Seven people were killed and at least 48 others were injured in a. The attack, which Britain's Metropolitan Police described as a "protracted incident," began when a vehicle struck pedestrians on the London Bridge and concluded at the nearby Borough Market, where the suspects attempted to stab multiple people.
Police first received reports that a vehicle struck pedestrians on the iconic London Bridge around 10 p.m., Metropolitan Police Assistant Commissioner Mark Rowley said. Holly Jones, a BBC reporter who was on the bridge at the time of the attack, said it appeared the vehicle was driving "about 50 miles per hour" before striking the pedestrians. A witness said she saw a white van veer into people.
"He swerved right round me and then hit about five or six people. He hit about two people in front of me and then three behind," Jones told BBC News.
The vehicle then continued to nearby Borough Market, where the suspects left the vehicle and attempted to stab a number of people. Borough Market is an area in London known for its restaurants and bars. Packed with people enjoying the summer night, the area around London Bridge and Borough Market soon turned to chaos and panic.
According to Rowley, within eight minutes police had been dispatched, confronted the three male suspects, and shot them. The suspects were shot and killed in Borough Market.
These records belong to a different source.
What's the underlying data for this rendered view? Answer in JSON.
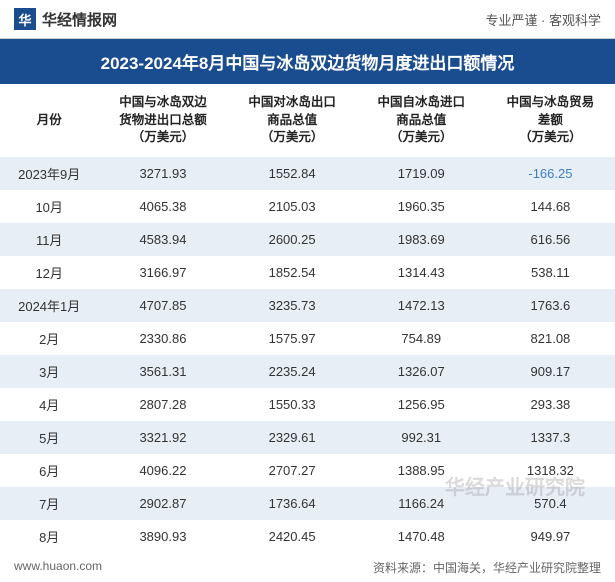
{
  "header": {
    "logo_char": "华",
    "logo_text": "华经情报网",
    "slogan": "专业严谨 · 客观科学"
  },
  "title": "2023-2024年8月中国与冰岛双边货物月度进出口额情况",
  "table": {
    "columns": [
      "月份",
      "中国与冰岛双边\n货物进出口总额\n（万美元）",
      "中国对冰岛出口\n商品总值\n（万美元）",
      "中国自冰岛进口\n商品总值\n（万美元）",
      "中国与冰岛贸易\n差额\n（万美元）"
    ],
    "rows": [
      [
        "2023年9月",
        "3271.93",
        "1552.84",
        "1719.09",
        "-166.25"
      ],
      [
        "10月",
        "4065.38",
        "2105.03",
        "1960.35",
        "144.68"
      ],
      [
        "11月",
        "4583.94",
        "2600.25",
        "1983.69",
        "616.56"
      ],
      [
        "12月",
        "3166.97",
        "1852.54",
        "1314.43",
        "538.11"
      ],
      [
        "2024年1月",
        "4707.85",
        "3235.73",
        "1472.13",
        "1763.6"
      ],
      [
        "2月",
        "2330.86",
        "1575.97",
        "754.89",
        "821.08"
      ],
      [
        "3月",
        "3561.31",
        "2235.24",
        "1326.07",
        "909.17"
      ],
      [
        "4月",
        "2807.28",
        "1550.33",
        "1256.95",
        "293.38"
      ],
      [
        "5月",
        "3321.92",
        "2329.61",
        "992.31",
        "1337.3"
      ],
      [
        "6月",
        "4096.22",
        "2707.27",
        "1388.95",
        "1318.32"
      ],
      [
        "7月",
        "2902.87",
        "1736.64",
        "1166.24",
        "570.4"
      ],
      [
        "8月",
        "3890.93",
        "2420.45",
        "1470.48",
        "949.97"
      ]
    ],
    "negative_cells": [
      [
        0,
        4
      ]
    ],
    "colors": {
      "header_bg": "#1a4d8f",
      "row_odd_bg": "#e8eef5",
      "row_even_bg": "#ffffff",
      "negative_text": "#3a7fc4",
      "text_color": "#333333"
    }
  },
  "footer": {
    "site": "www.huaon.com",
    "source": "资料来源：中国海关，华经产业研究院整理"
  },
  "watermark": "华经产业研究院"
}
One of the first responders, a British Transport officer, was among the wounded, suffering stab wounds to his face, head and leg after confronting the three suspects. He was armed only with his baton.
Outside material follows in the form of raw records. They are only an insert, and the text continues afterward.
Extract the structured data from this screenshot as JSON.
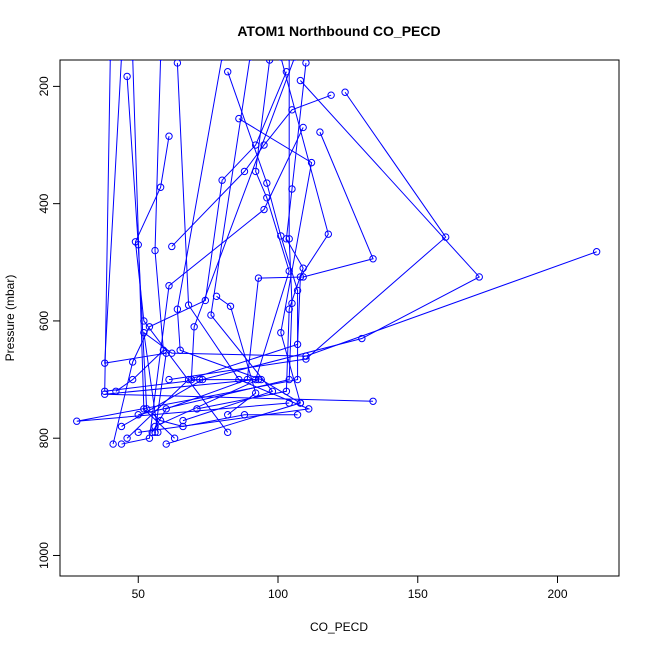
{
  "chart_data": {
    "type": "line",
    "title": "ATOM1 Northbound CO_PECD",
    "xlabel": "CO_PECD",
    "ylabel": "Pressure (mbar)",
    "x_ticks": [
      50,
      100,
      150,
      200
    ],
    "y_ticks": [
      200,
      400,
      600,
      800,
      1000
    ],
    "xlim": [
      22,
      222
    ],
    "ylim": [
      1035,
      155
    ],
    "y_reversed": true,
    "grid": false,
    "legend": "none",
    "series_color": "#0000ff",
    "marker": "open-circle",
    "series": [
      {
        "points": [
          [
            46,
            183
          ],
          [
            50,
            470
          ],
          [
            53,
            750
          ],
          [
            58,
            770
          ],
          [
            66,
            780
          ],
          [
            88,
            760
          ],
          [
            107,
            760
          ]
        ]
      },
      {
        "points": [
          [
            124,
            210
          ],
          [
            160,
            457
          ],
          [
            110,
            665
          ],
          [
            61,
            700
          ]
        ]
      },
      {
        "points": [
          [
            108,
            190
          ],
          [
            172,
            525
          ],
          [
            130,
            630
          ],
          [
            73,
            700
          ],
          [
            44,
            780
          ]
        ]
      },
      {
        "points": [
          [
            214,
            482
          ],
          [
            110,
            660
          ],
          [
            62,
            655
          ],
          [
            52,
            620
          ],
          [
            57,
            790
          ]
        ]
      },
      {
        "points": [
          [
            119,
            215
          ],
          [
            105,
            240
          ],
          [
            95,
            300
          ],
          [
            88,
            345
          ],
          [
            62,
            473
          ]
        ]
      },
      {
        "points": [
          [
            115,
            278
          ],
          [
            134,
            494
          ],
          [
            109,
            525
          ],
          [
            93,
            527
          ],
          [
            89,
            700
          ],
          [
            60,
            750
          ],
          [
            55,
            790
          ]
        ]
      },
      {
        "points": [
          [
            101,
            150
          ],
          [
            118,
            452
          ],
          [
            108,
            525
          ],
          [
            107,
            640
          ],
          [
            68,
            700
          ],
          [
            46,
            800
          ]
        ]
      },
      {
        "points": [
          [
            48,
            150
          ],
          [
            52,
            750
          ],
          [
            63,
            800
          ]
        ]
      },
      {
        "points": [
          [
            61,
            285
          ],
          [
            58,
            372
          ],
          [
            49,
            465
          ],
          [
            52,
            600
          ],
          [
            82,
            790
          ]
        ]
      },
      {
        "points": [
          [
            104,
            150
          ],
          [
            104,
            460
          ],
          [
            105,
            570
          ],
          [
            104,
            700
          ],
          [
            50,
            760
          ]
        ]
      },
      {
        "points": [
          [
            44,
            150
          ],
          [
            38,
            672
          ],
          [
            60,
            655
          ],
          [
            56,
            790
          ]
        ]
      },
      {
        "points": [
          [
            97,
            155
          ],
          [
            92,
            345
          ],
          [
            96,
            390
          ],
          [
            104,
            515
          ],
          [
            92,
            700
          ],
          [
            38,
            725
          ],
          [
            134,
            737
          ]
        ]
      },
      {
        "points": [
          [
            82,
            175
          ],
          [
            96,
            365
          ],
          [
            101,
            455
          ],
          [
            107,
            548
          ],
          [
            107,
            700
          ],
          [
            28,
            771
          ],
          [
            104,
            740
          ]
        ]
      },
      {
        "points": [
          [
            110,
            160
          ],
          [
            105,
            375
          ],
          [
            103,
            460
          ],
          [
            109,
            510
          ],
          [
            104,
            580
          ],
          [
            103,
            720
          ],
          [
            71,
            750
          ]
        ]
      },
      {
        "points": [
          [
            86,
            255
          ],
          [
            112,
            330
          ],
          [
            101,
            620
          ],
          [
            108,
            740
          ],
          [
            60,
            810
          ]
        ]
      },
      {
        "points": [
          [
            103,
            175
          ],
          [
            92,
            300
          ],
          [
            80,
            360
          ],
          [
            74,
            565
          ],
          [
            54,
            610
          ],
          [
            48,
            670
          ],
          [
            41,
            810
          ]
        ]
      },
      {
        "points": [
          [
            109,
            270
          ],
          [
            95,
            410
          ],
          [
            61,
            540
          ],
          [
            54,
            800
          ],
          [
            44,
            810
          ]
        ]
      },
      {
        "points": [
          [
            58,
            150
          ],
          [
            56,
            480
          ],
          [
            59,
            650
          ],
          [
            48,
            700
          ],
          [
            42,
            720
          ]
        ]
      },
      {
        "points": [
          [
            80,
            150
          ],
          [
            64,
            580
          ],
          [
            65,
            650
          ],
          [
            94,
            700
          ],
          [
            108,
            740
          ]
        ]
      },
      {
        "points": [
          [
            40,
            150
          ],
          [
            38,
            720
          ],
          [
            72,
            700
          ]
        ]
      },
      {
        "points": [
          [
            64,
            160
          ],
          [
            68,
            573
          ],
          [
            86,
            700
          ],
          [
            111,
            750
          ],
          [
            50,
            790
          ]
        ]
      },
      {
        "points": [
          [
            106,
            150
          ],
          [
            70,
            610
          ],
          [
            69,
            700
          ],
          [
            93,
            700
          ],
          [
            56,
            780
          ]
        ]
      },
      {
        "points": [
          [
            90,
            150
          ],
          [
            76,
            590
          ],
          [
            98,
            720
          ],
          [
            66,
            770
          ]
        ]
      },
      {
        "points": [
          [
            78,
            558
          ],
          [
            83,
            575
          ],
          [
            92,
            723
          ],
          [
            82,
            760
          ]
        ]
      }
    ]
  }
}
British Transport Police Chief Constable Paul Crowther visited the officer in the hospital and said the wounded officer was in stable condition, adding "for an officer who only joined us less than two years ago, the bravery he showed was outstanding and makes me extremely proud."
More than 80 medics were sent to the scene. London Ambulance Service said 48 people were taken to several area hospitals.
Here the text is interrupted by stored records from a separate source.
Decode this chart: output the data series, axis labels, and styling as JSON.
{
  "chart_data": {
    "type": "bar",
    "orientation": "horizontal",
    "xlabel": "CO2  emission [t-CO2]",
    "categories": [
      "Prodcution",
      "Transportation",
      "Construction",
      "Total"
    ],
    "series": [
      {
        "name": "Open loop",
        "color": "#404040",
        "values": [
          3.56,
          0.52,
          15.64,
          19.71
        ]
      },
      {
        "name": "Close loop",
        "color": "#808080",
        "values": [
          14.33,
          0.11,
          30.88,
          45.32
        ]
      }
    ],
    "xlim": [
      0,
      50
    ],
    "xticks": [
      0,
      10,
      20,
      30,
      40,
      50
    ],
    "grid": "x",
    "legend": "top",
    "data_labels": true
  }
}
The suspects were wearing what appeared to be explosive vests, but it turned out to be a hoax, Rowley said.
One witness inside the station described the scene to Sky News.
"I was walking out of the London Bridge station and there were police," Caroline Breniere said. "Some of them were coming by car, some of them were running. The traffic was stopped."
Another man who was nearby told Sky he witnessed emergency vehicles rushing to the scene.
"We finished drinking at a bar and we came out onto the road and I looked to my left and there was a guy, we thought he was just drunk, he was lying on the floor," the man told Sky. "A couple seconds later, about three police vans flew past. The guys who were with the guy that was on the floor managed to flag one of the police vans down. One of the officers jumped out and started attending to the guy on the floor."
Will Haven, managing editor of The Spectator in London, told Sky he "certainly saw people who looked like they'd been run over."
Photographer Gabriele Sciotto captured a picture of one of the attackers wearing what appear to be canisters strapped to his chest near Borough Market.
The 25-year-old Sciotto said he was on his way home from a pub when he saw a man running toward him telling him to turn around and run because there was a terrorist attack. As a documentary filmmaker, though, his instincts were to keep going.
He said that at first, "it didn't look too dangerous."
The men went into Borough Market, but they turned around and ran toward the Wheatsheaf Pub after being confronted by a police officer. He said a lot of police suddenly came from the other direction.
The attackers "had no clue what they were doing. They were scared. The police were scared," Sciotto said.
He took the photograph after the men had been shot.
As dawn broke over the capital, a large area on the south bank of the River Thames remained cordoned off. Police told people to avoid the area, leaving tourists and revelers struggling to get home.